I would like you to choose one expression from the box to place on each scale pan.

The first scale pan is balanced.

The second one, the right hand side is heavier than the left.

And for C, the left hand side is heavier than the right.

Try and do it without using the same expression more than once.

There are several different ways to do it.

Okay, see if you can find the way that you think is your favourite.

The important bit with this is that you explain your reasoning.

Off you go, come back for the next bit.

Well done.

So for question two, these scales are currently balanced.

What might the mass of the triangle and the circle be? Is there more than one answer? For B, it's the same scale pan, but this time something has changed and the scales are still balanced.

I want you to then think about what the mass of the triangle and the circle might be, and if there's more than one answer.

And finally the mass on the right hand side has been replaced with a 20, so they no longer balanced.

What could you do to balance them? Again, think about whether there's more than one possible answer.

Off you go and come back for the answers.

Well done.

There are many possible answers for these.

I've just chosen some to show you.

So I've started with a, so you could have picked six times five and three times five times two 'cause they're both equivalent 'cause three times two is six.

They're both equivalent calculations they both equal 30.

You could have had a is the same as six times five because that would be true if a had the value of 30.

So you might have said, well if a has the value of 30, then this would be balanced.

You could have had a plus six is the same as a plus b when b is six.

So several different possibilities there and they're more than the ones that I've just come up with.

For the second one, so the top one is definitely gonna be true.

Eight plus 10 plus 12 is smaller than eight plus 10 plus 13.

So that would've been a good one to go with.

Looking at the second one, if a is a positive value, then two a will be larger.

So you could have gone with a and two a.

Remember that's only true if a is positive.

a plus six is always gonna be larger than a, so that would've been a nice one to go with on the bottom one.

So this is actually the same as B, just the other way round.

So you could have had any of those previous ones but the other way round, or I've come up with some other ones you could have used.

You could have had eight plus 10 plus 13 is larger than six times five.

You could have had that a plus b is larger than a and that's gonna be true when b is a positive value.

And you could have gone with a plus six is larger than a plus b.

That will be true if b is less than six.

So plenty of options do take your time reading through those answers.

If there's any you are not sure of, you might wanna discuss with a partner.

Let's look at the next question.

Okay, there are plenty of answers for this first one.

There are six integer possibilities.

So one and six, two and five, three and four, four and three, five and two, six and one.

We said earlier in the lesson that we were going to use positive values for our masses.

However, there are plenty of non integer answers as well.

Okay, let's have a look at what happened in b.

So you can see that a triangle has been added to the left hand side and a mass of three has been added to the right hand side and that's balanced.

That means those things have to be the same.

So one triangle must be worth a mass of three.

So that's the only option now, which is true.

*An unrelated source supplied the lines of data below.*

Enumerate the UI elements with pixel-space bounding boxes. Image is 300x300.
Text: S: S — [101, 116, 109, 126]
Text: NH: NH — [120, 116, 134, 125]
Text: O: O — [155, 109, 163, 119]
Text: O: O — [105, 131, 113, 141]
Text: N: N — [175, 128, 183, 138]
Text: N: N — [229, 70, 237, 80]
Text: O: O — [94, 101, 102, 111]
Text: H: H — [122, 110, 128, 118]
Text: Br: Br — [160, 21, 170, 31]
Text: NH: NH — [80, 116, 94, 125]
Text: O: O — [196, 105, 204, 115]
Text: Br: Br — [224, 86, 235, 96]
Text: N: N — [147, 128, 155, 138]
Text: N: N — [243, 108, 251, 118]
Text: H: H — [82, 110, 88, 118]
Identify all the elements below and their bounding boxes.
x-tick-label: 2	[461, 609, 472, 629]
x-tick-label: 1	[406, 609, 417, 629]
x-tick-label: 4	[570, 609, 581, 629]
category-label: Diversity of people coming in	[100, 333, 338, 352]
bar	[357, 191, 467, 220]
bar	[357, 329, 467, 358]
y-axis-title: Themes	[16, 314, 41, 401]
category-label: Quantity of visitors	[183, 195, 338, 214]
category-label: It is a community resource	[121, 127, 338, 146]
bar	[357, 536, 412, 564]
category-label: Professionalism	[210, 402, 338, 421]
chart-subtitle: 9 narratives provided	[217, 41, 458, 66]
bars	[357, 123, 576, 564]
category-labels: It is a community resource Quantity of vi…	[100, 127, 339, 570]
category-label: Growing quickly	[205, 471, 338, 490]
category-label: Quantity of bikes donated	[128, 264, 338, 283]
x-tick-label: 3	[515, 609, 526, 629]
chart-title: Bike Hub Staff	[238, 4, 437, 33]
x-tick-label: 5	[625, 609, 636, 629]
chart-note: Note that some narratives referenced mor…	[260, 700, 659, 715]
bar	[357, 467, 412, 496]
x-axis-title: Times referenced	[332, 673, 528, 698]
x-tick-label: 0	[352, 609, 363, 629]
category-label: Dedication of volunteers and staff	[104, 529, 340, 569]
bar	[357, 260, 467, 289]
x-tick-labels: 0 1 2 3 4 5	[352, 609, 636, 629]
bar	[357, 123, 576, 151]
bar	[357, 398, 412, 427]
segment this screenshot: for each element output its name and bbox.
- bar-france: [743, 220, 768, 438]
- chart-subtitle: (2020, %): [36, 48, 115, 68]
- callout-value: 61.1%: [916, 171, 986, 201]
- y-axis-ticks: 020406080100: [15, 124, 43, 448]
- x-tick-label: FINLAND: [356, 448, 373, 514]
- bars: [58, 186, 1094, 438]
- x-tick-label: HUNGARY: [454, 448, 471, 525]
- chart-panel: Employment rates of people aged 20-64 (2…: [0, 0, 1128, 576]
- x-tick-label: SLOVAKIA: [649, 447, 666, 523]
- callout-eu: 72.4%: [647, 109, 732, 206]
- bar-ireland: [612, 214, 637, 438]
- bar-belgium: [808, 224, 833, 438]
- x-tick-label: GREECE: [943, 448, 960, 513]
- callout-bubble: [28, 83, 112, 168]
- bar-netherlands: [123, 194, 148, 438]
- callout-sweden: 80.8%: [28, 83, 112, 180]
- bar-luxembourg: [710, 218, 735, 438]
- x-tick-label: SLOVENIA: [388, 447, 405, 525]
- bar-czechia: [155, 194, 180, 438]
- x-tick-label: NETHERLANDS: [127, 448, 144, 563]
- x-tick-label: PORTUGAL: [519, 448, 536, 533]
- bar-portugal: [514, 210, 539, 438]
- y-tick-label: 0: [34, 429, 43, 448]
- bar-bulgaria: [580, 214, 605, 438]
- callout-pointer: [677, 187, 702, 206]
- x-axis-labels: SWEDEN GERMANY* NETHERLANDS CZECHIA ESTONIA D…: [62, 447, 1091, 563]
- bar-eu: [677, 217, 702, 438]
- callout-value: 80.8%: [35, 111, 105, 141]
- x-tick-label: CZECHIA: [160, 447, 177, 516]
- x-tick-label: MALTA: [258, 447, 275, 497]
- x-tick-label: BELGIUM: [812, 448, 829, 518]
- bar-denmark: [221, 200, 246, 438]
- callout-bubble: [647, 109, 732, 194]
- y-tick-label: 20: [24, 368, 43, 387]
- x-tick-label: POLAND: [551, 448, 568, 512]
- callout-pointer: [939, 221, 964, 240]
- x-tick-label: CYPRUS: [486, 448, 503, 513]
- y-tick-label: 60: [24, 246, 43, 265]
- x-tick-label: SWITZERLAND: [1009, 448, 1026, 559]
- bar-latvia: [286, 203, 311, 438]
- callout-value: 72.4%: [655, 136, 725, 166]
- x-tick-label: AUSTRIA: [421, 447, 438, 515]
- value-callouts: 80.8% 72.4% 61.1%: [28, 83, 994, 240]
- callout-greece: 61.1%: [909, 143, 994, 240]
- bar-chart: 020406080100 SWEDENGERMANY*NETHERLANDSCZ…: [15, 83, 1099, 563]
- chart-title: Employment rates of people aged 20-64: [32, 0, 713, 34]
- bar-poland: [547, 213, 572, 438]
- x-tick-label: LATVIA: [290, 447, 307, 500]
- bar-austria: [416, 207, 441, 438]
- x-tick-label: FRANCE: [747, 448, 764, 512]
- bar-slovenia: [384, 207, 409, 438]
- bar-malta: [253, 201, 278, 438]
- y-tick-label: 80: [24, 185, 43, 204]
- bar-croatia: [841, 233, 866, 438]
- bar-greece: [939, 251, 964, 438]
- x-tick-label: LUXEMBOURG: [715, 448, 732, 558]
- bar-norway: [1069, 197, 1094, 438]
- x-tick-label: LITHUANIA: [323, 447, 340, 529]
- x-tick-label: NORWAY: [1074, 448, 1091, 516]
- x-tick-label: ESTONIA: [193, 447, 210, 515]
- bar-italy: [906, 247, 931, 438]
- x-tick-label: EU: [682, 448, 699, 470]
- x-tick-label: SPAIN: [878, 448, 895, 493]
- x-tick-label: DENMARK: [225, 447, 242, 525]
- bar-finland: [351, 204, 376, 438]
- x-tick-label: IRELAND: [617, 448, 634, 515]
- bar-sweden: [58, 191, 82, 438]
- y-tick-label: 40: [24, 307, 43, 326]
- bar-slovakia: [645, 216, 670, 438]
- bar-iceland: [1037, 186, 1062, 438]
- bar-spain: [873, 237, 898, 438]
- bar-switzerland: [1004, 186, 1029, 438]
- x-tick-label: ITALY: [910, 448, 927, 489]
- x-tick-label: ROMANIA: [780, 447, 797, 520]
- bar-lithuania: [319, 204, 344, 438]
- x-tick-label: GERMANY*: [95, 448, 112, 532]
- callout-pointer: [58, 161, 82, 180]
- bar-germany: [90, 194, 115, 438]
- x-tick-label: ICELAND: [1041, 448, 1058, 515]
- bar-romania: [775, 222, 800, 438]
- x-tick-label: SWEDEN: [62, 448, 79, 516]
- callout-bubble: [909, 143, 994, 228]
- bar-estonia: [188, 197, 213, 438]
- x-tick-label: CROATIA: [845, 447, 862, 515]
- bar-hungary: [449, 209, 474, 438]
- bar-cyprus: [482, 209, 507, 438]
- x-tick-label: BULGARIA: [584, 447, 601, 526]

For that last one, you could have added 10 to the left hand side and that would balance them again.

Or because the right hand side has doubled, you could double the left hand side and that would balance them again.

Perfect.

Lots of great thinking there today guys.

I'm hoping now that you can use bar models or balances to help you with your equation skills moving forwards.

We have seen that bar models can be used to rearrange equations with an additive relationship.

Equations can be represented with balances.

We're now experts at using that balance model.

We can only do that if the expressions on both sides are equal, and if they are, the scales will be balanced.

In order to keep a scale balanced, the same operation must be done to the expressions on both scale pans.

Well done with today's lesson and I look forward to seeing you again.